Si le comprendo bien, el
cosmopolitismo francés… No hay cosmopolitismo francés, hay interculturalismo,
pluralidad, ósmosis: un universo en miniatura. Aquí uno puede, si le apetece,
comer en un restaurante camboyano, tomar el té con menta en un café moruno, ver
por la tarde algún filme hindú o turco, El rebaño, de Yilmaz Güney, es, en mi opinión, uno de los mejores del año y
asistir por la noche, con un poco de suerte, aun concierto de los Nass EL
Ghiwán o Izanzaren. La sociedad está ligada a la idea del espacio, pero la
cultura como el individuo es móvil, ligera. La cultura de hoy no puede ser
francesa ni española, ni siquiera europea, sino meteca, bastarda, fecundada por
las civilizaciones que han sido víctimas de nuestro etnocentrismo autocastrador
y aberrante. Pues si hasta ahora hemos exportado el modelo occidental con todos
sus accesorios desde su ideología y valores a sus drogas gadgets, asistimos a
un proceso inverso que personalmente cautiva y encanta: la disolución paulatina
de la cultura blanca por los todos los pueblos que, sometidos a ella, han
asimilado los trucos e instrumentos necesarios para contaminarla.

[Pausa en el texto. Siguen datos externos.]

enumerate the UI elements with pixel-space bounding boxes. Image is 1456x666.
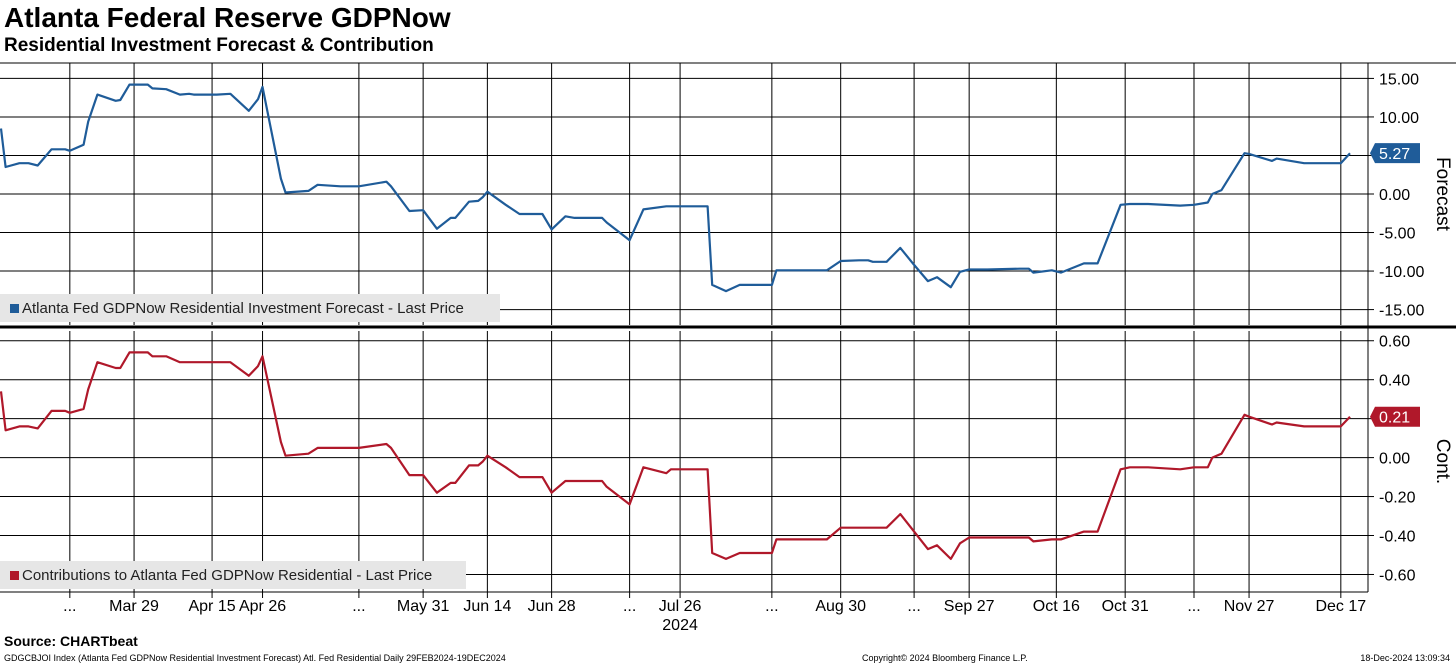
y-tick-label: -0.20 (1379, 490, 1416, 507)
legend-label: Atlanta Fed GDPNow Residential Investmen… (22, 300, 464, 317)
x-tick-label: ... (765, 598, 778, 615)
chart-title: Atlanta Federal Reserve GDPNow (4, 2, 451, 33)
y-tick-label: 15.00 (1379, 71, 1419, 88)
y-tick-label: 0.40 (1379, 373, 1410, 390)
legend-label: Contributions to Atlanta Fed GDPNow Resi… (22, 567, 432, 584)
y-tick-label: -15.00 (1379, 303, 1424, 320)
x-tick-label: Nov 27 (1224, 598, 1275, 615)
y-tick-label: 0.00 (1379, 187, 1410, 204)
x-tick-label: Jul 26 (659, 598, 702, 615)
y-tick-label: 0.60 (1379, 334, 1410, 351)
x-tick-label: Dec 17 (1315, 598, 1366, 615)
timestamp: 18-Dec-2024 13:09:34 (1360, 653, 1450, 663)
legend: Atlanta Fed GDPNow Residential Investmen… (0, 294, 500, 322)
x-tick-label: Jun 14 (463, 598, 511, 615)
legend-background (0, 561, 466, 589)
legend: Contributions to Atlanta Fed GDPNow Resi… (0, 561, 466, 589)
legend-background (0, 294, 500, 322)
series-line (0, 83, 1351, 293)
x-tick-label: Mar 29 (109, 598, 159, 615)
x-year-label: 2024 (662, 617, 698, 634)
copyright: Copyright© 2024 Bloomberg Finance L.P. (862, 653, 1028, 663)
series-line (0, 351, 1351, 561)
x-tick-label: ... (63, 598, 76, 615)
y-tick-label: -5.00 (1379, 226, 1416, 243)
x-tick-label: Oct 31 (1102, 598, 1149, 615)
x-tick-label: Apr 15 (188, 598, 235, 615)
x-tick-label: May 31 (397, 598, 450, 615)
y-tick-label: 10.00 (1379, 110, 1419, 127)
chart-subtitle: Residential Investment Forecast & Contri… (4, 35, 434, 56)
legend-swatch (10, 571, 19, 580)
x-tick-label: Jun 28 (528, 598, 576, 615)
y-axis-title: Forecast (1432, 157, 1453, 232)
x-tick-label: ... (352, 598, 365, 615)
x-tick-label: Apr 26 (239, 598, 286, 615)
y-tick-label: -10.00 (1379, 264, 1424, 281)
index-note: GDGCBJOI Index (Atlanta Fed GDPNow Resid… (4, 653, 506, 663)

Entonces, París, para usted…
En la medida en que abandone
sus pretensiones de faro y acepte su condición de metrópoli abigarrada,
espúrea, heterogénea, y apátrida, me sentiré siempre mejor en ella en cualquier
otra ciudad exclusivamente nacional: uniforme, castiza, compacta, desangelada.
pp.175-180.
Juan Goytisolo, libro:
Contracorrientes, Editorial Montesinos, España 1985.